• Saugus Iron Works Panorama

    Saugus Iron Works

    National Historic Site Massachusetts

Animals

WOODCHUCK

Woodchuck

Numerous species of amphibians, birds, fish, mammals, and reptiles rely on the Saugus River, the surrounding wetlands and the riparian woodlands within Saugus Iron Works National Historic Site as an important refuge to thrive and reproduce. Some animals are seen for brief periods, while others make the historic site their home throughout the year.

During the spring, the red-winged blackbirds and mallards prepare their nests within the tall wetland grasses, while the barn swallows return to the Iron Works to begin raising a new generation. In early summer, the snapping turtles lay their eggs, while the muskrats playfully swim in the cool waters of the Saugus River. Great blue herons and black-crowned night herons perch atop the maples and hickories along the winding river in search of the elusive alewife as the Atlantic Ocean tide slowly moves upstream, inundating the wetlands.

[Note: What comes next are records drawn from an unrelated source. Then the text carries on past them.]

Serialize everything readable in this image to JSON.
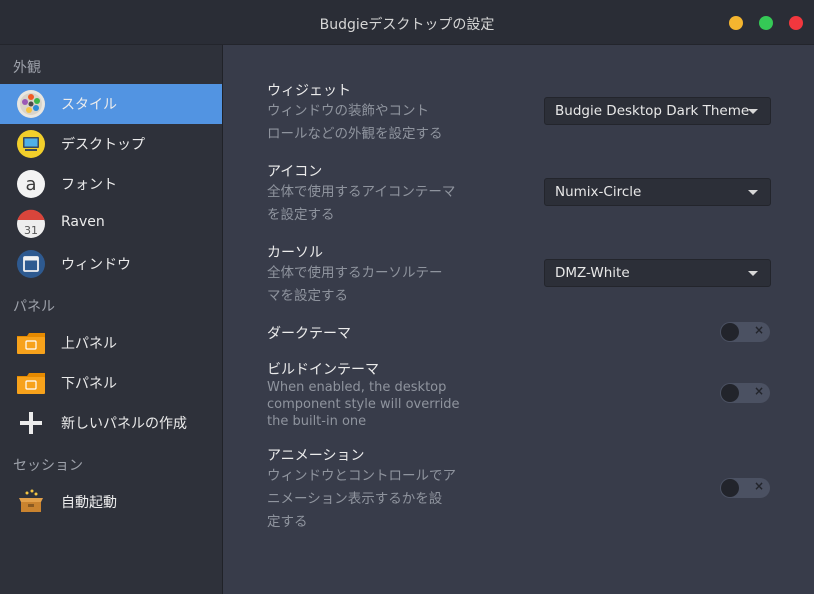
{
  "window": {
    "title": "Budgieデスクトップの設定"
  },
  "sidebar": {
    "sections": [
      {
        "label": "外観"
      },
      {
        "label": "パネル"
      },
      {
        "label": "セッション"
      }
    ],
    "items": [
      {
        "label": "スタイル",
        "icon": "style-palette-icon",
        "active": true
      },
      {
        "label": "デスクトップ",
        "icon": "desktop-icon"
      },
      {
        "label": "フォント",
        "icon": "font-icon"
      },
      {
        "label": "Raven",
        "icon": "calendar-icon"
      },
      {
        "label": "ウィンドウ",
        "icon": "window-icon"
      },
      {
        "label": "上パネル",
        "icon": "folder-panel-icon"
      },
      {
        "label": "下パネル",
        "icon": "folder-panel-icon"
      },
      {
        "label": "新しいパネルの作成",
        "icon": "plus-icon"
      },
      {
        "label": "自動起動",
        "icon": "autostart-box-icon"
      }
    ]
  },
  "options": [
    {
      "title": "ウィジェット",
      "desc": [
        "ウィンドウの装飾やコント",
        "ロールなどの外観を設定する"
      ],
      "control": "dropdown",
      "value": "Budgie Desktop Dark Theme"
    },
    {
      "title": "アイコン",
      "desc": [
        "全体で使用するアイコンテーマ",
        "を設定する"
      ],
      "control": "dropdown",
      "value": "Numix-Circle"
    },
    {
      "title": "カーソル",
      "desc": [
        "全体で使用するカーソルテー",
        "マを設定する"
      ],
      "control": "dropdown",
      "value": "DMZ-White"
    },
    {
      "title": "ダークテーマ",
      "desc": [],
      "control": "toggle",
      "on": false
    },
    {
      "title": "ビルドインテーマ",
      "desc": [
        "When enabled, the desktop",
        "component style will override",
        "the built-in one"
      ],
      "control": "toggle",
      "on": false
    },
    {
      "title": "アニメーション",
      "desc": [
        "ウィンドウとコントロールでア",
        "ニメーション表示するかを設",
        "定する"
      ],
      "control": "toggle",
      "on": false
    }
  ],
  "colors": {
    "accent": "#5294e2",
    "sidebar_bg": "#2e313a",
    "content_bg": "#383c4a",
    "btn_minimize": "#f4b52f",
    "btn_maximize": "#35c956",
    "btn_close": "#f2373e"
  }
}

As the summer disappears for the year, spotted sandpipers can be seen hopping about the river mudflats while the barn swallows teach their young how to fly before their long journey south to warmer climates.

Each animal, as well as many others whose stories have yet to be told, is an important part of the complex ecosystem within Saugus Iron Works.

Did You Know?

carpenter bee

While walking around the Industrial Site you may see small holes that have been drilled into the wooden siding. Although these holes may look man-made, they are actually carved out by Eastern carpenter bees, which use them as a safe place to lay their eggs. You may also come across long, drilled out lines in the wood, a sign that woodpeckers have been searching for the carpenter bee larva.